On the drawing board are three new public schools, job guarantees linked to education, a health and technology research facility, an early childhood and family resource center, a boys and girls club, scattered-site public housing and homeownership opportunities. The revitalization would take place in a 15-square-block area surrounding the former Connecticut Transit yard on Vernon Street.
It’s the kind of innovation that could spell the difference between continued urban decay and revival.
And the initiative could help to ensure Trinity’s future as one of the pre-eminent liberal arts colleges in America. Its reputation now is that of a good school in a troubled neighborhood. It has affected the college’s competitiveness. This plan would make Trinity’s urban location a plus.

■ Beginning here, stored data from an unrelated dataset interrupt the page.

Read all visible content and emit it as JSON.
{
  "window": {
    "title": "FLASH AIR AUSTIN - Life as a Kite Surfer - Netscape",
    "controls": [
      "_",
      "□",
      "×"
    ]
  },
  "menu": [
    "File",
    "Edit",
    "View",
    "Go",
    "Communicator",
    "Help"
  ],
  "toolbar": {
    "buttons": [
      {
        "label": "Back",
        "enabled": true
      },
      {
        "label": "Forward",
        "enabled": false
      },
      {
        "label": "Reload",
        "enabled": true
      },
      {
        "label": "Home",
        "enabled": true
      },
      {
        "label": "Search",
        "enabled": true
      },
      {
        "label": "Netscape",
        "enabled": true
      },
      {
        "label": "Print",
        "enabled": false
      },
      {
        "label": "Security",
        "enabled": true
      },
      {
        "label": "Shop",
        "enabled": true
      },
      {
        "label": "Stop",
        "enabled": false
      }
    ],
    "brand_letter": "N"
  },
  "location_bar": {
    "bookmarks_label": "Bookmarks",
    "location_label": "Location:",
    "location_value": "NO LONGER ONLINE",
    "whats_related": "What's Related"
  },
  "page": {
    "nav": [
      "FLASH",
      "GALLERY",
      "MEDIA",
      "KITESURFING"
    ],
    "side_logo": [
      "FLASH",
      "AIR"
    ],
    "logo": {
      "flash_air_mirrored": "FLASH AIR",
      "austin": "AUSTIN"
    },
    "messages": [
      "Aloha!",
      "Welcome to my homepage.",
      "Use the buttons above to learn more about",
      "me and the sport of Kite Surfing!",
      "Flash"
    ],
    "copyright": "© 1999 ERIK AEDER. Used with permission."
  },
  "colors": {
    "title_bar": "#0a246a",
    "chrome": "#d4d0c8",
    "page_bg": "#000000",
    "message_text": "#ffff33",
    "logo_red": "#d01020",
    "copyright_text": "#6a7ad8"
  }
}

The area between the campus and CPTV’s headquarters and the medical complex to the east is “fast becoming a neighborhood with nothing to The five institutional partners want to change that, not only in their own self interest, but for the good of everyone who lives or works there.
This vision of a reborn, integrated community should be supported by all those who want the city and its renowned institutions to prosper.
Putting all the pieces together will be tough. Various components of the plan rely heavily on public funding and a seemingly endless approvals process. Although much of the money is in place, not all is.
But the plan put forward by the sponsors–which collectively are called the Southside Institutions Neighborhood Alliance–are achievable, given the right leadership.
Money for the $18 million Montessori-style regional elementary magnet school and a $25 million Hartford middle school already has been approved by public agencies. Some $75 million in federal mortgage and home renovation subsidies is virtually guaranteed, as is several million dollars to be contributed by the SINA partners.
City and state officials should cooperate in every possible way. This could be one of the best opportunities in years to turn Hartford around.
“My attitude is that Hartford is our last name,” says Trinity’s Mr. Dobelle. That attitude will yield dividends to the college, the other institutions and their host city as well.